The Situationist International (SI), an international organisation of social revolutionaries, called it détournement, or the hijacking of the symbols of dominant culture by twisting them into critique. Turn the ad into an attack, the brand into a punchline and use public space as a stage for dissent.

It’s a spirit that has surfaced again and again. In the UK, Space Hijackers, a group of self-described “anarchitects” once attempted to bring a tank to a G20 protest and on another occasion listed the London Olympics on eBay. And in Paris, Jeudi-Noir turned squatting into protest performance, occupying luxury flats and holding press conferences from balconies to spotlight the absurdity of housing injustice in a city with thousands of empty high-end properties.

More notably, it’s a philosophy seen through the actions of the Yippies in the 1960s, a famous group of activists who also treated politics like street theatre. Knowing shouting wasn’t enough, they made protest impossible to ignore. They levitated the Pentagon (or tried to) and nominated a pig for president as a kind of pre-internet shitpost. 

Which brings us neatly back to a man who has, in recent months, become more famous for his shitposting than his rockets to Mars—rockets which, like Tesla stock, have been in freefall.

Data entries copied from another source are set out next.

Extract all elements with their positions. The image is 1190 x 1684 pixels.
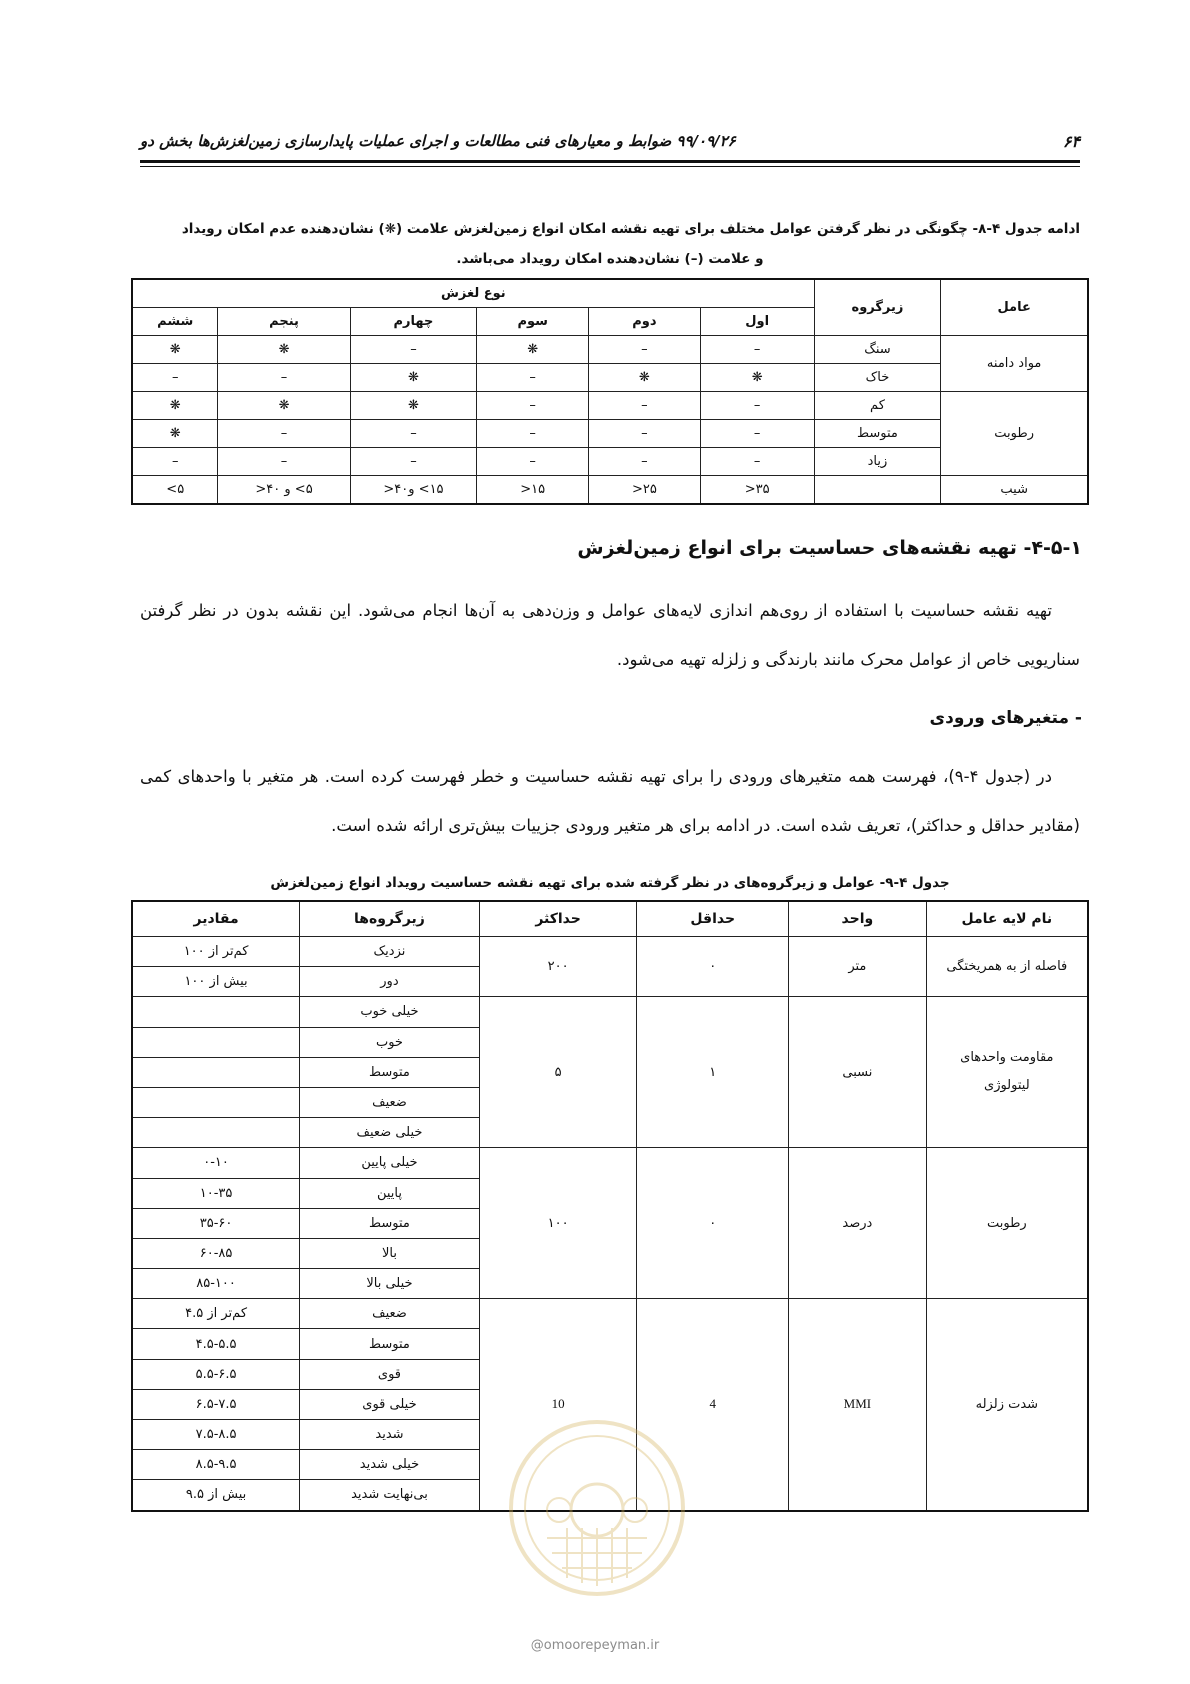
max-cell: ۵: [479, 997, 637, 1148]
subgroup-cell: سنگ: [814, 336, 941, 364]
watermark-site: @omoorepeyman.ir: [530, 1638, 660, 1653]
mark-cell: –: [350, 336, 477, 364]
slope-cell: ۲۵<: [589, 476, 701, 505]
running-title: ۹۹/۰۹/۲۶ ضوابط و معیارهای فنی مطالعات و اجرای عملیات پایدارسازی زمین‌لغزش‌ها بخش دو: [140, 132, 736, 150]
mark-cell: ❋: [589, 364, 701, 392]
subgroup-cell: شدید: [300, 1420, 480, 1450]
layer-name-cell: فاصله از به همریختگی: [926, 937, 1088, 997]
header-unit: واحد: [789, 901, 927, 937]
min-cell: ۱: [637, 997, 789, 1148]
subgroup-cell: بی‌نهایت شدید: [300, 1480, 480, 1511]
mark-cell: –: [589, 392, 701, 420]
paragraph: [140, 586, 1080, 684]
header-max: حداکثر: [479, 901, 637, 937]
paragraph-text: تهیه نقشه حساسیت با استفاده از روی‌هم اندازی لایه‌های عوامل و وزن‌دهی به آن‌ها انجام می‌شود. این نقشه بدون در نظر گرفتن سناریویی خاص از عوامل محرک مانند بارندگی و زلزله تهیه می‌شود.: [140, 601, 1080, 669]
mark-cell: –: [132, 448, 218, 476]
table1-caption: ادامه جدول ۴-۸- چگونگی در نظر گرفتن عوامل مختلف برای تهیه نقشه امکان انواع زمین‌لغزش علامت (❋) نشان‌دهنده عدم امکان رویداد: [181, 221, 1080, 237]
value-cell: [132, 1087, 300, 1117]
factor-cell: مواد دامنه: [941, 336, 1088, 392]
table-row: [132, 997, 1088, 1027]
header-subgroup: زیرگروه: [814, 279, 941, 336]
header-type-1: اول: [700, 308, 814, 336]
slope-cell: ۱۵> و۴۰<: [350, 476, 477, 505]
layer-name-cell: رطوبت: [926, 1148, 1088, 1299]
subgroup-cell: خیلی پایین: [300, 1148, 480, 1178]
mark-cell: ❋: [132, 336, 218, 364]
mark-cell: –: [218, 420, 350, 448]
subgroup-cell: قوی: [300, 1359, 480, 1389]
page-number: ۶۴: [1062, 132, 1080, 151]
value-cell: بیش از ۹.۵: [132, 1480, 300, 1511]
subgroup-cell: خیلی شدید: [300, 1450, 480, 1480]
mark-cell: –: [700, 336, 814, 364]
header-subgroups: زیرگروه‌ها: [300, 901, 480, 937]
subgroup-cell: نزدیک: [300, 937, 480, 967]
mark-cell: ❋: [700, 364, 814, 392]
table-row: [132, 336, 1088, 364]
mark-cell: –: [700, 420, 814, 448]
subgroup-cell: خیلی ضعیف: [300, 1118, 480, 1148]
value-cell: کم‌تر از ۴.۵: [132, 1299, 300, 1329]
mark-cell: –: [700, 448, 814, 476]
subgroup-cell: بالا: [300, 1238, 480, 1268]
mark-cell: –: [132, 364, 218, 392]
header-min: حداقل: [637, 901, 789, 937]
subgroup-cell: خیلی خوب: [300, 997, 480, 1027]
mark-cell: –: [350, 420, 477, 448]
unit-cell: درصد: [789, 1148, 927, 1299]
table-row: [132, 392, 1088, 420]
unit-cell: MMI: [789, 1299, 927, 1511]
mark-cell: ❋: [218, 392, 350, 420]
mark-cell: ❋: [218, 336, 350, 364]
value-cell: [132, 1057, 300, 1087]
seal-logo-icon: [507, 1418, 687, 1598]
header-type-2: دوم: [589, 308, 701, 336]
table-row: [132, 1299, 1088, 1329]
subgroup-cell: دور: [300, 967, 480, 997]
mark-cell: –: [350, 448, 477, 476]
value-cell: ۴.۵-۵.۵: [132, 1329, 300, 1359]
factor-cell: شیب: [941, 476, 1088, 505]
section-heading: ۴-۵-۱- تهیه نقشه‌های حساسیت برای انواع زمین‌لغزش: [577, 537, 1082, 559]
layer-name-cell: شدت زلزله: [926, 1299, 1088, 1511]
header-values: مقادیر: [132, 901, 300, 937]
value-cell: بیش از ۱۰۰: [132, 967, 300, 997]
mark-cell: ❋: [132, 392, 218, 420]
value-cell: [132, 1118, 300, 1148]
mark-cell: –: [218, 364, 350, 392]
mark-cell: –: [477, 392, 589, 420]
page-header: [140, 126, 1080, 156]
header-slide-type: نوع لغزش: [132, 279, 814, 308]
subheading: - متغیرهای ورودی: [929, 708, 1082, 728]
slope-cell: ۳۵<: [700, 476, 814, 505]
value-cell: کم‌تر از ۱۰۰: [132, 937, 300, 967]
header-type-4: چهارم: [350, 308, 477, 336]
max-cell: ۱۰۰: [479, 1148, 637, 1299]
header-factor: عامل: [941, 279, 1088, 336]
mark-cell: –: [589, 336, 701, 364]
header-type-3: سوم: [477, 308, 589, 336]
slope-cell: ۱۵<: [477, 476, 589, 505]
subgroup-cell: متوسط: [300, 1208, 480, 1238]
max-cell: 10: [479, 1299, 637, 1511]
subgroup-cell: پایین: [300, 1178, 480, 1208]
subgroup-cell: ضعیف: [300, 1299, 480, 1329]
mark-cell: –: [477, 448, 589, 476]
table-row: [132, 1148, 1088, 1178]
max-cell: ۲۰۰: [479, 937, 637, 997]
value-cell: ۶.۵-۷.۵: [132, 1389, 300, 1419]
value-cell: ۱۰-۳۵: [132, 1178, 300, 1208]
table-row: [132, 937, 1088, 967]
paragraph: [140, 752, 1080, 850]
slope-cell: ۵>: [132, 476, 218, 505]
value-cell: ۳۵-۶۰: [132, 1208, 300, 1238]
unit-cell: متر: [789, 937, 927, 997]
mark-cell: –: [589, 420, 701, 448]
table-row: [132, 476, 1088, 505]
header-rule: [140, 160, 1080, 163]
slope-cell: ۵> و ۴۰<: [218, 476, 350, 505]
header-rule-thin: [140, 166, 1080, 167]
header-layer-name: نام لایه عامل: [926, 901, 1088, 937]
mark-cell: ❋: [350, 364, 477, 392]
value-cell: ۸.۵-۹.۵: [132, 1450, 300, 1480]
factor-cell: رطوبت: [941, 392, 1088, 476]
mark-cell: –: [589, 448, 701, 476]
mark-cell: ❋: [477, 336, 589, 364]
min-cell: 4: [637, 1299, 789, 1511]
min-cell: ۰: [637, 937, 789, 997]
value-cell: ۰-۱۰: [132, 1148, 300, 1178]
value-cell: ۵.۵-۶.۵: [132, 1359, 300, 1389]
min-cell: ۰: [637, 1148, 789, 1299]
subgroup-cell: خوب: [300, 1027, 480, 1057]
header-type-5: پنجم: [218, 308, 350, 336]
subgroup-cell: خاک: [814, 364, 941, 392]
table2-caption: جدول ۴-۹- عوامل و زیرگروه‌های در نظر گرفته شده برای تهیه نقشه حساسیت رویداد انواع زمین‌لغزش: [270, 875, 950, 891]
subgroup-cell: [814, 476, 941, 505]
value-cell: [132, 997, 300, 1027]
unit-cell: نسبی: [789, 997, 927, 1148]
subgroup-cell: زیاد: [814, 448, 941, 476]
value-cell: ۶۰-۸۵: [132, 1238, 300, 1268]
value-cell: [132, 1027, 300, 1057]
subgroup-cell: متوسط: [300, 1057, 480, 1087]
layer-name-cell: مقاومت واحدهای لیتولوژی: [926, 997, 1088, 1148]
subgroup-cell: متوسط: [814, 420, 941, 448]
subgroup-cell: ضعیف: [300, 1087, 480, 1117]
value-cell: ۸۵-۱۰۰: [132, 1269, 300, 1299]
mark-cell: –: [218, 448, 350, 476]
slide-type-factors-table: [131, 278, 1089, 505]
mark-cell: –: [700, 392, 814, 420]
mark-cell: ❋: [132, 420, 218, 448]
paragraph-text: در (جدول ۴-۹)، فهرست همه متغیرهای ورودی را برای تهیه نقشه حساسیت و خطر فهرست کرده است. هر متغیر با واحدهای کمی (مقادیر حداقل و حداکثر)، تعریف شده است. در ادامه برای هر متغیر ورودی جزییات بیش‌تری ارائه شده است.: [140, 767, 1080, 835]
mark-cell: –: [477, 420, 589, 448]
table1-caption-line2: و علامت (–) نشان‌دهنده امکان رویداد می‌باشد.: [456, 251, 764, 267]
subgroup-cell: خیلی بالا: [300, 1269, 480, 1299]
subgroup-cell: متوسط: [300, 1329, 480, 1359]
value-cell: ۷.۵-۸.۵: [132, 1420, 300, 1450]
mark-cell: –: [477, 364, 589, 392]
mark-cell: ❋: [350, 392, 477, 420]
subgroup-cell: خیلی قوی: [300, 1389, 480, 1419]
header-type-6: ششم: [132, 308, 218, 336]
subgroup-cell: کم: [814, 392, 941, 420]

According to the Financial Times, Tesla has just recorded its worst quarter since 2022, with vehicle deliveries down 13%. It’s the sharpest decline in the company’s history and analysts aren’t just blaming market competition or supply chain issues, they’re pointing to the increasingly radioactive brand of Elon Musk himself.

This shows the cultural and financial unravelling hasn’t happened in isolation. It’s been accelerated by the new wave of activist groups who’ve realised that in an age when power is performative, sometimes protest has to be too. Some might argue satirical activism makes reality and the struggles we face feel unserious—but when a 53-year old billionaire CEO can tank his company’s stock with a meme, desperately pretend to be good at video games, tweet fascist dog-whistles and conspiracy theories, and still be treated as a visionary, it’s not the protest that’s absurd, it’s the context. In that landscape, satire isn’t a sideshow, it’s a translation. A form of dissent that meets chaos with clarity and spreads faster than investor panic at a Tesla earnings call.

Note: one of the actions mentioned in the article – the smashing of the Tesla – is scheduled to take place on April 10th.